Some 80 percent of electricity used by the two countries comes from Ghana and Côte d’Ivoire, which are struggling to maintain the supply. Togolese authorities ascribe this to low water levels in key hydroelectric dams in the region: Akossombo in Ghana, and Taabo and Kossou in Côte d’Ivoire. This has been caused by drought.
There have also been problems with the supply of natural gas that fuels power stations producing electricity in Côte d’Ivoire.
As a result, the Volta Region Authority (VRA) of Ghana and the Ivorian Electricity Company (Compagnie ivoirienne d’électricité, CIE) reduced their transmissions in March when the crisis began. Supplies were cut from 140 megawatts (MW) daily to the current 80, says the Electricity Community of Benin (Communauté électrique du Bénin, CEB) – based in the Togolese capital of Lomé.
According to the CEB, which manages power in Togo and Benin, the countries have a total daily electricity need of 200 MW.
The remaining 60 MW of power have previously been supplied through the CEB and national distribution firms: the Electrical Energy Company of Togo (Compagnie énergie électrique du Togo, CEET) and the Beninese Electric Energy Company (Société béninoise d’énergie électrique).
The energy crisis reached a peak in June, and worsened again in November. In a bid to ration power in an orderly fashion, Benin and Togo started daily four- to six-hour electricity cuts that are shared between different cities and neighborhoods. However, the outages can last for up to 14 hours.
Some people have been able to plan accordingly. Assam Ahmed, a restaurateur in Lomé, has bought a generator to assure himself of a reliable power supply. “My restaurant is constantly busy and I don’t have any outages,” he told IPS.
Others find matters more difficult. “The situation is disrupting our lives,” complained Edmond Séshie, the manager of a fish shop in Lomé, who doesn’t have money to buy a generator for refrigeration. “We need electricity full time to keep our fish fresh, but more and more often, we’re finding ourselves with rotten fish.”
The cost of generators varies between 500 and 20,000 dollars – while solar panels, an alternative source of power, sell for between 200 and 24,000 dollars: prices beyond the reach of many in Benin and Togo.
Radio and television stations are also affected by the power cuts. “The shortages interrupt our work, and what’s most inconvenient is the fact that the CEET does not respect the set outage hours,” says Junior Edem Aménunya, editor in chief of the TV7 television channel in Lomé, who has just bought a generator.
Tchamdja says the CEB is doing what it can. “We are already exploring ways of resolving the situation,” he told IPS, noting that the solution to the power cuts lies in having more electricity providers.
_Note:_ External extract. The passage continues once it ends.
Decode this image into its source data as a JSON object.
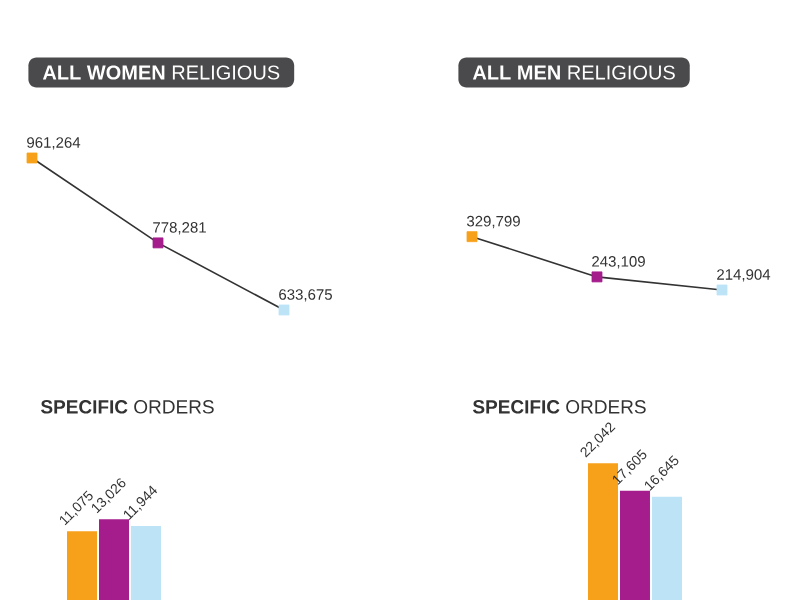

With this mind, the CEB has embarked on various projects, most notably an 80 million dollar initiative with Nigeria which could be operational by March 2007, or earlier. “This interconnection will make an extra 75 megawatts available,” said Tchamdja, adding that the project would mean sufficient energy delivered to Benin and Togo, at a lower cost.
CEB gas turbines will also be upgraded to allow for the use of natural gas from Nigeria, being delivered to Benin and Togo under the West African Gazoduc project. This initiative aims to construct a 700-kilometre gas pipeline that will send natural gas from Nigeria all the way to Ghana, via Benin and Togo.
In addition, the CEB’s directors hope to speed up the Adjrarala hydroelectric dam project in Benin, on the Mono River which flows through Benin and Togo. An estimated 162 million dollars is needed for the dam, which should reduce the energy dependence of the two countries on other parties.
However, the CEB is in financial difficulties. According to Tchamdja, it owes some 31.8 million dollars to the CIE and VRA, and to petroleum companies for the purchase of hydroelectric energy and fuel for its power stations. In addition, the CEB owes a total of 5.7 million dollars in bank loans.